Le lichen invite à sortir des sentiers battus, à cultiver la lenteur et la patience contre un idéal consumériste fondé sur le désir et l'accélération du temps, à louer un modèle de croissance minimale contre l'hybris d'une croissance exponentielle à tout prix ("travaillerons nous toujours à nous procurer d'avantage et non parfois à nous contenter de moins ?", écrit Thoreau dans Walden, annonçant son éloge du lichen comme modèle de vie ascétique), à retrouver une articulation avec le local contre l'ivresse de la globalisation effrénée qui habite chacun de nos plus petits gestes, dans les battements de nos téléphones et de nos réseaux sociaux.
Défi de la classification, mais aussi défi de la représentation. Frisé, effiloché, feuillu ou barbu, tuberculeux ou verruqueux, lèpre ou peau d'éléphant, dentelle ou coupelle, croûte granuleuse, plaque presque invisible sur l'écorce ou la pierre, lianes tombant des branches, petites saillies ou mini-écussons, coraux, tentacules, antennes, tubes ou écailles, poudre ou cendre, le lichen est polymorphe, il est un laboratoire de formes.. Il est en soi un paysage, une invitation à la métaphore et à la créativité verbale, mais aussi une invitation au toucher.
Retrouver une humilité, non pas face à une nature démesurément grande et transcendante, écrasante, mais pour mieux lier éthiquement nos actions à notre milieu, à notre Terre, à un "nous".

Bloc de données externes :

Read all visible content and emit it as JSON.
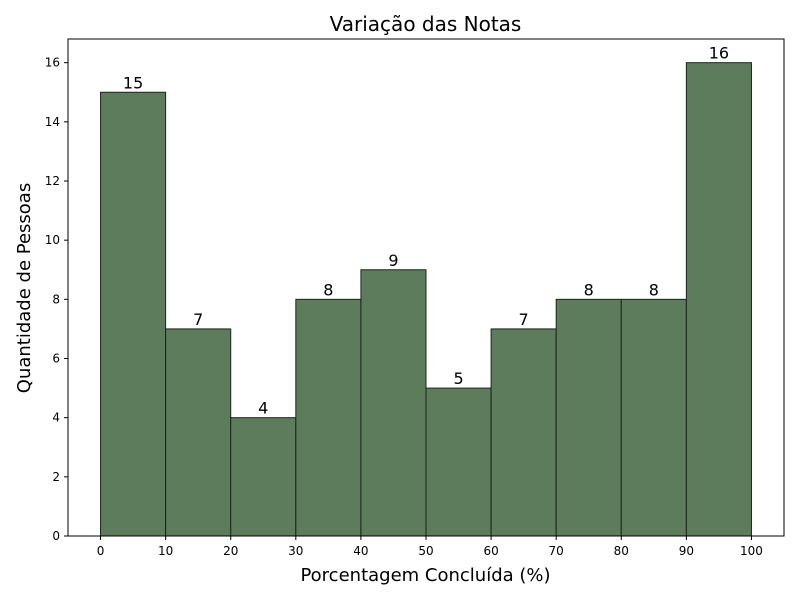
{
  "chart_data": {
    "type": "bar",
    "title": "Variação das Notas",
    "xlabel": "Porcentagem Concluída (%)",
    "ylabel": "Quantidade de Pessoas",
    "bin_edges": [
      0,
      10,
      20,
      30,
      40,
      50,
      60,
      70,
      80,
      90,
      100
    ],
    "values": [
      15,
      7,
      4,
      8,
      9,
      5,
      7,
      8,
      8,
      16
    ],
    "data_labels": [
      "15",
      "7",
      "4",
      "8",
      "9",
      "5",
      "7",
      "8",
      "8",
      "16"
    ],
    "xlim": [
      -5,
      105
    ],
    "ylim": [
      0,
      16.8
    ],
    "x_ticks": [
      "0",
      "10",
      "20",
      "30",
      "40",
      "50",
      "60",
      "70",
      "80",
      "90",
      "100"
    ],
    "y_ticks": [
      "0",
      "2",
      "4",
      "6",
      "8",
      "10",
      "12",
      "14",
      "16"
    ],
    "grid": false,
    "colors": {
      "bar_fill": "#5c7c5c",
      "bar_edge": "#1b261b"
    }
  }
}
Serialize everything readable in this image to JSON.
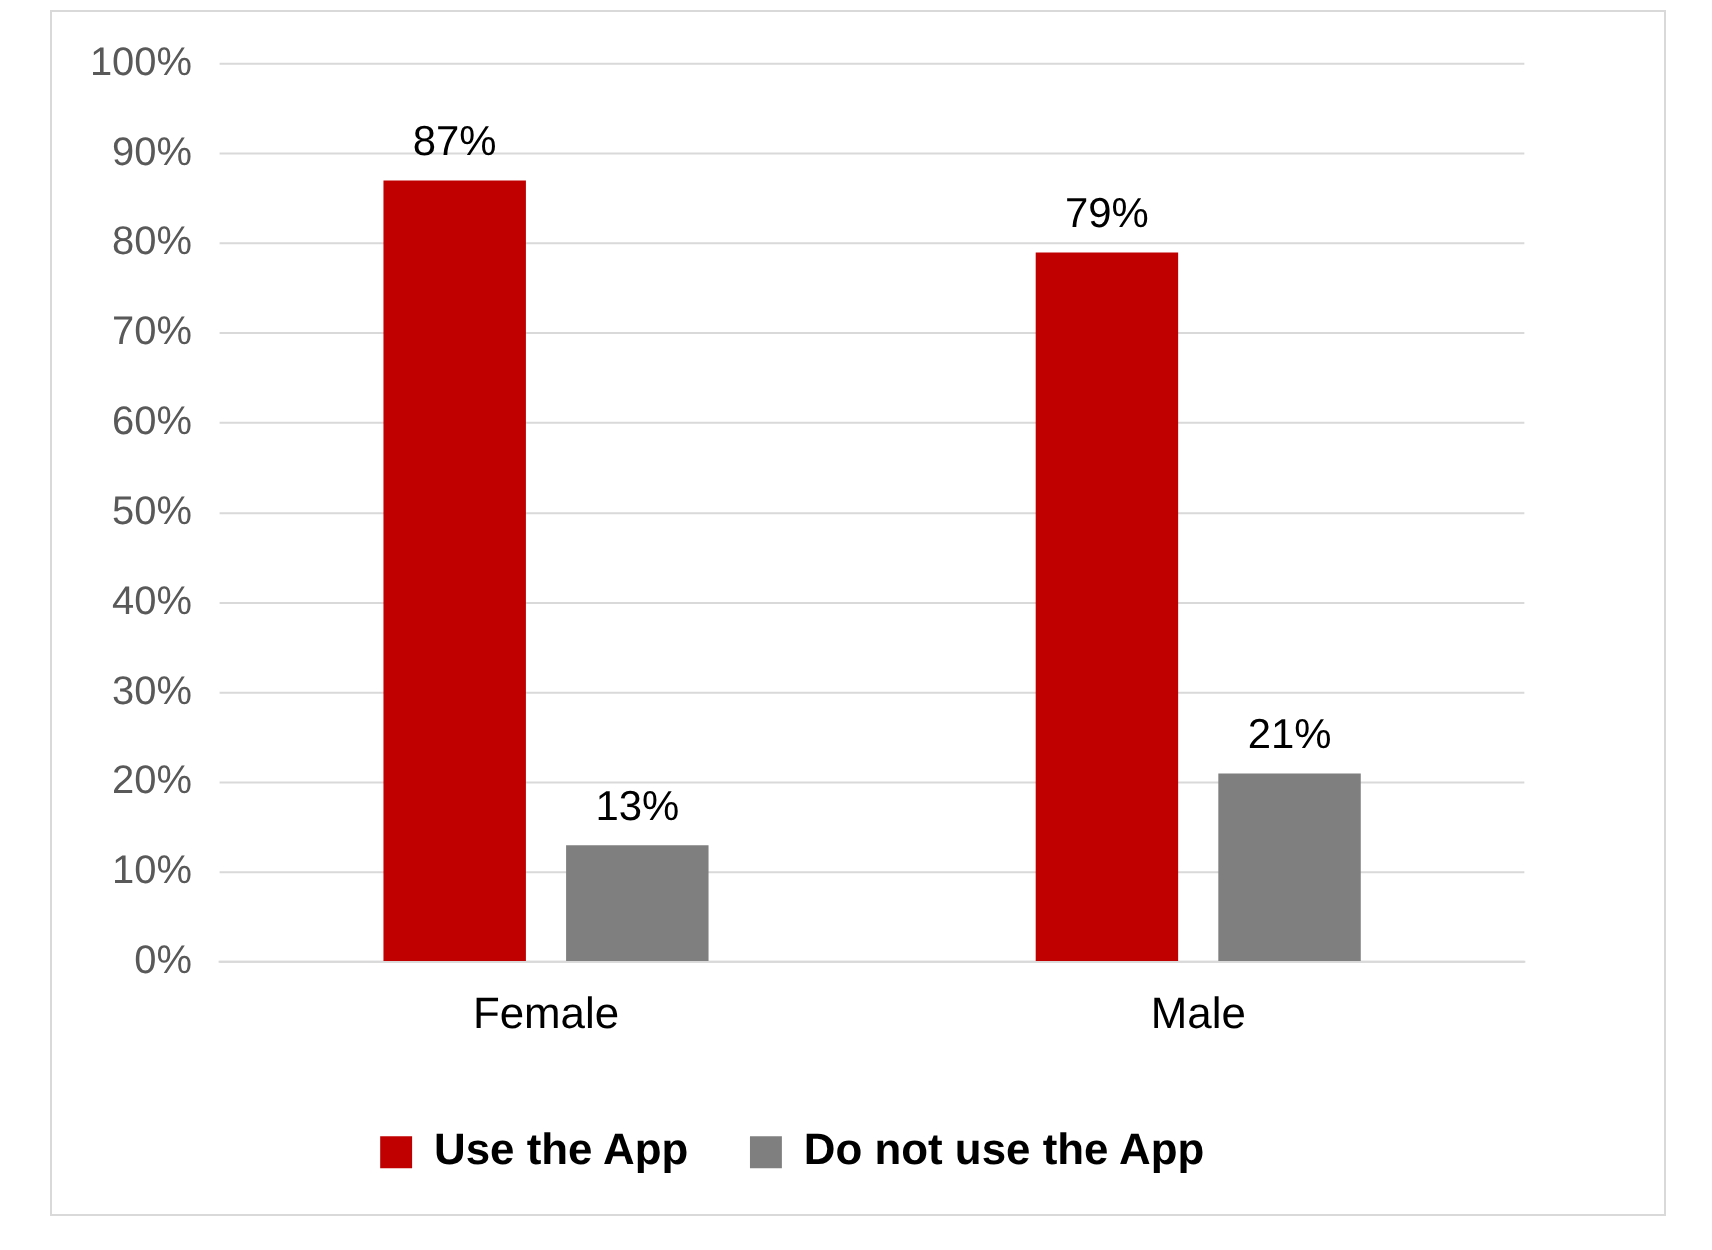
{
  "chart_data": {
    "type": "bar",
    "categories": [
      "Female",
      "Male"
    ],
    "series": [
      {
        "name": "Use the App",
        "color": "#c00000",
        "values": [
          87,
          79
        ],
        "value_labels": [
          "87%",
          "79%"
        ]
      },
      {
        "name": "Do not use the App",
        "color": "#7f7f7f",
        "values": [
          13,
          21
        ],
        "value_labels": [
          "13%",
          "21%"
        ]
      }
    ],
    "ylim": [
      0,
      100
    ],
    "yticks": [
      {
        "value": 0,
        "label": "0%"
      },
      {
        "value": 10,
        "label": "10%"
      },
      {
        "value": 20,
        "label": "20%"
      },
      {
        "value": 30,
        "label": "30%"
      },
      {
        "value": 40,
        "label": "40%"
      },
      {
        "value": 50,
        "label": "50%"
      },
      {
        "value": 60,
        "label": "60%"
      },
      {
        "value": 70,
        "label": "70%"
      },
      {
        "value": 80,
        "label": "80%"
      },
      {
        "value": 90,
        "label": "90%"
      },
      {
        "value": 100,
        "label": "100%"
      }
    ],
    "grid": "y",
    "legend": "bottom"
  }
}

L’humilité, c’est aussi étymologiquement, ce qui nous ramène à la terre, au « ras du sol »: l’humilité c’est l’homme; l’humilité, c’est l’humus, notre origine et notre destin.
Non pas mondialiser, mais mondifier . C’est- à -dire ne pas rechercher ce qui fait mondial, ce qui permet de toucher le monde dans son ensemble, au risque de la dispersion et de l’uniformisation, mais ce qui fait monde, la profondeur, la complexité et l’écologie jusque dans les petites choses qui nous entourent ( ce qui justement s’oppose à l’idée de mondialisation et de croissance).
Il y a une "résistance minimale" dans le fait d'écrire de la poésie encore et malgré tout. Pour combien de personnes ? pour cent, deux cents lecteurs ? C'est fou! On n'est plus dans la logique de ce monde. Et pourtant, je continue à passer ma vie, mes heures, à travailler pour cela. Il y a bien un engagement. Quant à l'espoir pour la poésie, je n'ai aucune crainte à ce sujet. La poésie s'est déjà suffisamment dégradée sur le plan de l'économie, du tissu éditorial, pour qu'il ne puisse plus rien lui arriver. ..... Donc l'espoir- on va parler d'un espoir raisonnable- existe. La poésie n'est pas un feu d'artifice qui brille, se remarque de loin, mais qui dure peu de temps. Je la vois plutôt comme une veilleuse ou un lichen.... Le lichen est habitué aux milieux hostiles. Lorsque les conditions de vie deviennent impossible. Il tombe en léthargie, pour renaître dès qu'elles reviennent acceptables. Il me semble que la poésie traverse de telles phases, sans jamais disparaître tout à fait.